Die Menschheit hat nur eine Chance: Rückbesinnung. Das Wunder vom Neubeginn zelebriert der Abspann von "Wall-E", der so ziemlich die schönste Art ist, einen Zeichentrickfilm zu Ende zu erzählen - eine neue Menschheitsentwicklung als Geschichte der Malerei. Auch das ist ein Bekenntnis zum Greifbaren, Handgemachten. Darin liegt Hoffnung, dieser Film schafft es, in allem Schönheit zu entdecken, sogar in dem, was noch von der Erde übrig ist. Vielleicht liegt der Augenblick, an dem wir das Steuer noch herumreißen hätten können, längst hinter uns; aber noch ist nicht alles verloren - wir müssen uns nur erinnern, worum es eigentlich geht.
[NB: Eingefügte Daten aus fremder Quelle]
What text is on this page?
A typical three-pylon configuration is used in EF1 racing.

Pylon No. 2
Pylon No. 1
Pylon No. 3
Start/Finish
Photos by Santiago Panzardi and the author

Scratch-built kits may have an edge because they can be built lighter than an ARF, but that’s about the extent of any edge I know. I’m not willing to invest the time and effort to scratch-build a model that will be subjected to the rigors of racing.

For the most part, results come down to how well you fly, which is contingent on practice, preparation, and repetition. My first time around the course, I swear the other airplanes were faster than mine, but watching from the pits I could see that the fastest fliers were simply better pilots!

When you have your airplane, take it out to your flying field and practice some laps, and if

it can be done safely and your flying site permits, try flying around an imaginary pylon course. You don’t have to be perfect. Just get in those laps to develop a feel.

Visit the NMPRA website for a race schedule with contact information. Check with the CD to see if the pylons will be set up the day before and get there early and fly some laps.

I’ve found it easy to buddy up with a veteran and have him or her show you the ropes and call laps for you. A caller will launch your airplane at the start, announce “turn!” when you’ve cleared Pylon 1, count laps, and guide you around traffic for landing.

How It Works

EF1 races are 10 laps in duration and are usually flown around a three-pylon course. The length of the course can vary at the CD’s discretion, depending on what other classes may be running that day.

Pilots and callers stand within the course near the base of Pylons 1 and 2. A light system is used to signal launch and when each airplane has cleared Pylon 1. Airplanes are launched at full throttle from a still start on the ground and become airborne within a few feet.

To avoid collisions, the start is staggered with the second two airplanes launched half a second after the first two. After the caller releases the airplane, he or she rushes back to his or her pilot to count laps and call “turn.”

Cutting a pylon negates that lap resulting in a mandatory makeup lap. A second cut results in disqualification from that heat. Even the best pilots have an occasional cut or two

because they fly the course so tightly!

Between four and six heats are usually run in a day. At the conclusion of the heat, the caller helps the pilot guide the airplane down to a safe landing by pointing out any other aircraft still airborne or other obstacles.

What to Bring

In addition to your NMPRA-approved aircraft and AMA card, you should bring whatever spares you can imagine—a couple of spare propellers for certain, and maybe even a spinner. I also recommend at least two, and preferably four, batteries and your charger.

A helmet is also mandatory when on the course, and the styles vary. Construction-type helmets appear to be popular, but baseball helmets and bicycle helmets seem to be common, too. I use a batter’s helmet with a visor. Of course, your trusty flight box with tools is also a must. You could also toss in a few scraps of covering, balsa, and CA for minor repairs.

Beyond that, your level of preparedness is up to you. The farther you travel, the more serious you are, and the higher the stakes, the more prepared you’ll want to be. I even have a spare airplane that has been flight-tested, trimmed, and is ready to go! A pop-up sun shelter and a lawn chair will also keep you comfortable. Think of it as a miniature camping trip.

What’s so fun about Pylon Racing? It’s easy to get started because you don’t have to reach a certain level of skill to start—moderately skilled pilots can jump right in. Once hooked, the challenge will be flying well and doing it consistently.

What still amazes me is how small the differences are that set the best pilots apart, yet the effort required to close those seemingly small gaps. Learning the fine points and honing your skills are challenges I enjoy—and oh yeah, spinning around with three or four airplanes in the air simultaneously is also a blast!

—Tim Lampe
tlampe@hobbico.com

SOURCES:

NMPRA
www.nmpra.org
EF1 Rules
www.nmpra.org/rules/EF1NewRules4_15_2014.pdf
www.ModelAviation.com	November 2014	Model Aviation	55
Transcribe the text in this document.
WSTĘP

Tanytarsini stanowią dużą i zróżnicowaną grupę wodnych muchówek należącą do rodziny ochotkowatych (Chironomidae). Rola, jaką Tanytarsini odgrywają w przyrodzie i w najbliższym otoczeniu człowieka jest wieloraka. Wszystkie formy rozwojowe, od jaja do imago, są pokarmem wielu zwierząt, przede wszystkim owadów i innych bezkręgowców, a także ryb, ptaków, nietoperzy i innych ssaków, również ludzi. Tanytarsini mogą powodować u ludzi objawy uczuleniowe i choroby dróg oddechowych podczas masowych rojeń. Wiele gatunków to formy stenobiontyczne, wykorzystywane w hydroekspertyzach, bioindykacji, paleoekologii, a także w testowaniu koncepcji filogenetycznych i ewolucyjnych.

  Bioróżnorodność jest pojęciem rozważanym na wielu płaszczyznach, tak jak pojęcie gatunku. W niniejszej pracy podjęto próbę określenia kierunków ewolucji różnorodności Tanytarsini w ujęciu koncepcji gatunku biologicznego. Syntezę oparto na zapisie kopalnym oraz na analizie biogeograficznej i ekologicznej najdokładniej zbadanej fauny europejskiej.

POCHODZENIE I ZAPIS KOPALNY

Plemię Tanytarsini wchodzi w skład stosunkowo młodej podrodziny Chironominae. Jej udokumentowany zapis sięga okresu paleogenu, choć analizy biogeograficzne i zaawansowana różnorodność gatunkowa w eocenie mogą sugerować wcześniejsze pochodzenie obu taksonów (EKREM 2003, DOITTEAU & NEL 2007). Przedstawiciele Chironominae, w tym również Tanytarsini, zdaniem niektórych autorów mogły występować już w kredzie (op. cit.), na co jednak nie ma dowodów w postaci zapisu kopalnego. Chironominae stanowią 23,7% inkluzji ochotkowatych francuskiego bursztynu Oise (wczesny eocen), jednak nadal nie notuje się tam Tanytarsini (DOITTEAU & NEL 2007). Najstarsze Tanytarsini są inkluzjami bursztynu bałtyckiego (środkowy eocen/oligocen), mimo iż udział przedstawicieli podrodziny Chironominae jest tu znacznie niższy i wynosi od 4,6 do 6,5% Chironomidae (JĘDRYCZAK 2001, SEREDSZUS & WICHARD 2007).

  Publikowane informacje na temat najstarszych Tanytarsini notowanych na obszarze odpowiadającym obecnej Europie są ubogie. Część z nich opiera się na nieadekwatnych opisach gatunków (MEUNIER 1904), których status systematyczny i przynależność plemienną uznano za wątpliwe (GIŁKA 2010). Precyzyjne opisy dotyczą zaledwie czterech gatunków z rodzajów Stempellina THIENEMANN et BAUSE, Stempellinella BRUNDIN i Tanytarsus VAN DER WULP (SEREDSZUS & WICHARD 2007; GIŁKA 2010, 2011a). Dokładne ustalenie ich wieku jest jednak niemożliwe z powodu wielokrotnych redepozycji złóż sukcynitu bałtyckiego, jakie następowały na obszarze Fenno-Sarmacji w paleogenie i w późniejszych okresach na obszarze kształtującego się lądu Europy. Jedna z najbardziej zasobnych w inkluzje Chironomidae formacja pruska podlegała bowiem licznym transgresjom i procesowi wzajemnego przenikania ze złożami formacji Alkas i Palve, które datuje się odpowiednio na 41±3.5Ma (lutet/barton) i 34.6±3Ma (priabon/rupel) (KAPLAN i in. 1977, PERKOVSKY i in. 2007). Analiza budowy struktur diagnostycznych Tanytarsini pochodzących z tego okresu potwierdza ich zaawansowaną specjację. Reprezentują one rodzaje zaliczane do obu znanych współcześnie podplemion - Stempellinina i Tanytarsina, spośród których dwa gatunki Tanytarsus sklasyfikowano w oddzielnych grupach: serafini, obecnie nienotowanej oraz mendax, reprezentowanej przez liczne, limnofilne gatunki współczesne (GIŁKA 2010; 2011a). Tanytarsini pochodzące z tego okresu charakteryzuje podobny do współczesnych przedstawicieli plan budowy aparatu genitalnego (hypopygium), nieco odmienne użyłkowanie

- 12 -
Ein Kinderfilm ist "Wall-E" nicht. Film und Roboter schwelgen in Erinnerungen, die Kinder nicht haben. An leichtere Zeiten und alte Filme. Aber kindertauglich ist er, und seine Qualitäten als herzergreifendes Rührstück machen ihn vielleicht zu einer ganz großen Erziehungsmaßnahme. Am Ende wächst jetzt vielleicht eine Generation besessener Müllvermeider und Pfandflaschenfanatiker heran, die alles tut, damit nicht eines Tages ein einsamer Wall-E die Erde aufräumen muss. So viel Weltverbesserungspotential hatte Bambi nie.

WALL-E, USA 2008 - Regie: Andrew Stanton. Buch: A. Stanton, Jim Reardon, Pete Docter. Musik: Thomas Newman. Produktionsdesign: Ralph Eggleston. In der Synchronisation mit den Stimmen von: Timo Niesner, Luise Helm, Markus Maria Profitlich. Disney, 97 Min.